Накануне случилась катастрофа – арестовали Бэрта. Когда какабэшники увели его, а Ивона и Бернис ушли с пустыря, Адам Первый созвал всех вертоградарей на экстренное собрание в саду на крыше. Он сообщил им новости, и эти новости повергли их в состояние шока. Им было чудовищно больно и стыдно. Как это Бэрт умудрился растить марихуану в «Буэнависте» и никто его не заподозрил?
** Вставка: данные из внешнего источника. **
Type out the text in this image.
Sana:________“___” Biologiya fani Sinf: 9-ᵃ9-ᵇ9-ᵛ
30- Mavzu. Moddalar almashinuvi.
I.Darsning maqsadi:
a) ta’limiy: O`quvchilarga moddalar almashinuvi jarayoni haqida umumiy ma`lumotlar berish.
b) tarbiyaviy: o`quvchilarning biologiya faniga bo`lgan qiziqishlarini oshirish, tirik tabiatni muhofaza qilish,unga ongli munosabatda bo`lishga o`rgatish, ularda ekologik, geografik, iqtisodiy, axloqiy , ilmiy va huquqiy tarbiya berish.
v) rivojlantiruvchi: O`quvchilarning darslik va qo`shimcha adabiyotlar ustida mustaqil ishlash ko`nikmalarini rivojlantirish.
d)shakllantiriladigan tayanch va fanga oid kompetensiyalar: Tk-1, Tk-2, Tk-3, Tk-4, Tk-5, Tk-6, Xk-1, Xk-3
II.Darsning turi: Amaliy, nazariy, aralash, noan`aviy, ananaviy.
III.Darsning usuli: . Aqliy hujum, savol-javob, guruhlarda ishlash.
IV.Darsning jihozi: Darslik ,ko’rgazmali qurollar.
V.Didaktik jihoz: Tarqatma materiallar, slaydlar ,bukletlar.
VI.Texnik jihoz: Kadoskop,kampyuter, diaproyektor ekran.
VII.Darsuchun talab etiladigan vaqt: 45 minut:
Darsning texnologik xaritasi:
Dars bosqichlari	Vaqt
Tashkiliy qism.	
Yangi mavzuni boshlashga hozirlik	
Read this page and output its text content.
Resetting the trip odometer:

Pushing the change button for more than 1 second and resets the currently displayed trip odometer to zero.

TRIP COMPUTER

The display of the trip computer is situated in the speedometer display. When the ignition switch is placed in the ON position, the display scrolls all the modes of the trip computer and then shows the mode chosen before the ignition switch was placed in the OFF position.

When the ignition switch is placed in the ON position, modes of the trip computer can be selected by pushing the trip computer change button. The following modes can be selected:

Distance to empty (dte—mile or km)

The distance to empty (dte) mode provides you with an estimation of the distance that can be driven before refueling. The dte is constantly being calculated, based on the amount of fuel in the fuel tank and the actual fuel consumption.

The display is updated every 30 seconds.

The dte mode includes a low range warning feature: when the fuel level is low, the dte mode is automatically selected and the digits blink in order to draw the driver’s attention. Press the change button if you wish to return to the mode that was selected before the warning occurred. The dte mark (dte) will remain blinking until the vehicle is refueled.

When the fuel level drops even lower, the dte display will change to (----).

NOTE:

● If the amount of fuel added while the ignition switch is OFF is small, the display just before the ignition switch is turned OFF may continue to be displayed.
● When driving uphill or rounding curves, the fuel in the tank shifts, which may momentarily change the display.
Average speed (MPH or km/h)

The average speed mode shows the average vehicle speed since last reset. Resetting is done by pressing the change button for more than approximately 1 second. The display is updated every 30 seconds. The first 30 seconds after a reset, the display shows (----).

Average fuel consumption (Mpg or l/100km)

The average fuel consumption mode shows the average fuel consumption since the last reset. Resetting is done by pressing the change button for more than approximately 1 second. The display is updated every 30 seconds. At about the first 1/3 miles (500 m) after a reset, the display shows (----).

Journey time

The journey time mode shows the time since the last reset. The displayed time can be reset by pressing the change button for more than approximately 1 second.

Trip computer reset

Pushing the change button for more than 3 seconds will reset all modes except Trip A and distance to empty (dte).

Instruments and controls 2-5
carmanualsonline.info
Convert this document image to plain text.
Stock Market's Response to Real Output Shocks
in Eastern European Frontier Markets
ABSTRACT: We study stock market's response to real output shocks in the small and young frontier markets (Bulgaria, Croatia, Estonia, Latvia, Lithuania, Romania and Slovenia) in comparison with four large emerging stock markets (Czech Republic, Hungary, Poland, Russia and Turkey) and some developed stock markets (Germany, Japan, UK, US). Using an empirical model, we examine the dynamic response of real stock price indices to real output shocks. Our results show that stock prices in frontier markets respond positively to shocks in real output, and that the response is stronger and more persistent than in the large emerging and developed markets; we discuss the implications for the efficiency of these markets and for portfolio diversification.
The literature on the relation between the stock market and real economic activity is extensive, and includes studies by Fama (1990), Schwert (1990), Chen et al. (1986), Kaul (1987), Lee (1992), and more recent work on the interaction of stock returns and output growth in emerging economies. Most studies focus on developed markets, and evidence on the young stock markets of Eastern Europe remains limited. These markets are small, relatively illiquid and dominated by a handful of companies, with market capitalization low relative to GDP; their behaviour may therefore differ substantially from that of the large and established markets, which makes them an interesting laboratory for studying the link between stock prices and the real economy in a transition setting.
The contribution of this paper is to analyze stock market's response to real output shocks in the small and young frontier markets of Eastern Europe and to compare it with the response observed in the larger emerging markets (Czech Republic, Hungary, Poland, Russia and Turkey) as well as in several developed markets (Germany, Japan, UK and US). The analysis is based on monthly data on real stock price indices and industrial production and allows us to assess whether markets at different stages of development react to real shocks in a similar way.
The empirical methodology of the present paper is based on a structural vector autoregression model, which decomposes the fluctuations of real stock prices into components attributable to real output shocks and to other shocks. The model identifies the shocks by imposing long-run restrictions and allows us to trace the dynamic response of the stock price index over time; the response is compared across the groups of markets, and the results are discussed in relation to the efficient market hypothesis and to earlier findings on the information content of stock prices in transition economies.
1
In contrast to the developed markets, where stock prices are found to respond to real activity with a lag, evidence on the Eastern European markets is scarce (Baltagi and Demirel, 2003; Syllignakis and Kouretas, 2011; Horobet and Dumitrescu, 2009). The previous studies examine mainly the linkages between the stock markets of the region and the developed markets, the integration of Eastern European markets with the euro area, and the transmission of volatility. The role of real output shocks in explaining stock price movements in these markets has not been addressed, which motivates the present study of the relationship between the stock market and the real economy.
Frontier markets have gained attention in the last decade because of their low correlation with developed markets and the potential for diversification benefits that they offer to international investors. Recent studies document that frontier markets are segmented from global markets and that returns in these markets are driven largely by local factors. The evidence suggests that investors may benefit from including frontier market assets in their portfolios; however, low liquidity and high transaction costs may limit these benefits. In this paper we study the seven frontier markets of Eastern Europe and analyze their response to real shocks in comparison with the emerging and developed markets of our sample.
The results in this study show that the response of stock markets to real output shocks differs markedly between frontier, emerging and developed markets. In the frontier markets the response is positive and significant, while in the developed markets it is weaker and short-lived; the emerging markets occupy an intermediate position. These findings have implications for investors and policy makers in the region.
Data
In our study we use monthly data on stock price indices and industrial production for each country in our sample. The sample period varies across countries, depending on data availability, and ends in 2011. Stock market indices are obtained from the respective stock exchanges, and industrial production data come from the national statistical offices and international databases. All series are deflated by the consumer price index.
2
Конечно, из-за доверчивости, думает Тоби. Вертоградари не верили никому из Греховного мира, но своим они доверяли. А теперь они влились в обширные ряды искренне верующих, которые в один прекрасный день обнаруживают, что священник сбежал с церковной кассой, по дороге растлив десяток мальчиков-хористов. Бэрт хотя бы мальчиков не тронул – во всяком случае, насколько было известно вертоградарям. Среди детей ходили слухи – всякие гадости, как дети обычно рассказывают, – но не про мальчиков. Бэрт интересовался только девочками и ограничивался хватанием за подмышки.
Единственный из вертоградарей, кого новости не привели в удивление и ужас, был Фило Туман. Правда, он вообще ничему не удивлялся и не ужасался. Он только сказал: «Хотел бы я попробовать той шмали, так ли уж она хороша».
Адам Первый призвал добровольцев приютить у себя жильцов «Буэнависты», внезапно оставшихся без крова. Адам Первый сказал, что они не могут туда вернуться, потому что «Буэнависта» теперь кишит людьми из ККБ и все вещи, которые там остались, можно считать потерянными.
– Если бы дом горел, вы не побежали бы туда ради спасения нескольких безделушек, – сказал он. – Так Господь испытывает нас на непривязанность к царству бесполезных иллюзий.
Вертоградарям не полагалось расстраиваться из-за потери вещей: все свои материальные ценности они восторгали из мусорных контейнеров и со свалок, так что теоретически всегда могли восторгнуть новые. Тем не менее кто-то оплакивал хрустальный бокал, а кто-то поднял необъяснимый шум из-за сломанной вафельницы, что была дорога как память.
Затем Адам Первый попросил всех присутствующих не говорить о Бэрте и «Буэнависте», а особенно о ККБ.
– Возможно, что враги нас подслушивают, – сказал он.
Он это все чаще повторял в последнее время; Тоби иногда задумывалась, не параноик ли он.
– Нуэла, Тоби, – сказал он, пока все остальные уходили, – можно вас на минуту?
Зебу же он сказал:
– Ты бы не мог пойти туда и проверить? Хотя, скорее всего, мы ничего не можем сделать.
– Ни хрена не можем, – жизнерадостно отозвался Зеб. – Но я гляну.
– Оденься как житель плебсвилля, – сказал Адам Первый.
Зеб кивнул.
– Да, в солнцебайкерское.
Он пошел к пожарной лестнице.
– Нуэла, дорогая, – сказал Адам Первый, – ты не могла бы пролить свет? На то, что сказала Ивона относительно тебя и Бэрта?
Нуэла зашмыгала носом.
– Понятия не имею, – сказала она. – Это такая гадкая ложь! Так неуважительно! Так больно! Как она могла такое подумать про меня и… и Адама Тринадцатого?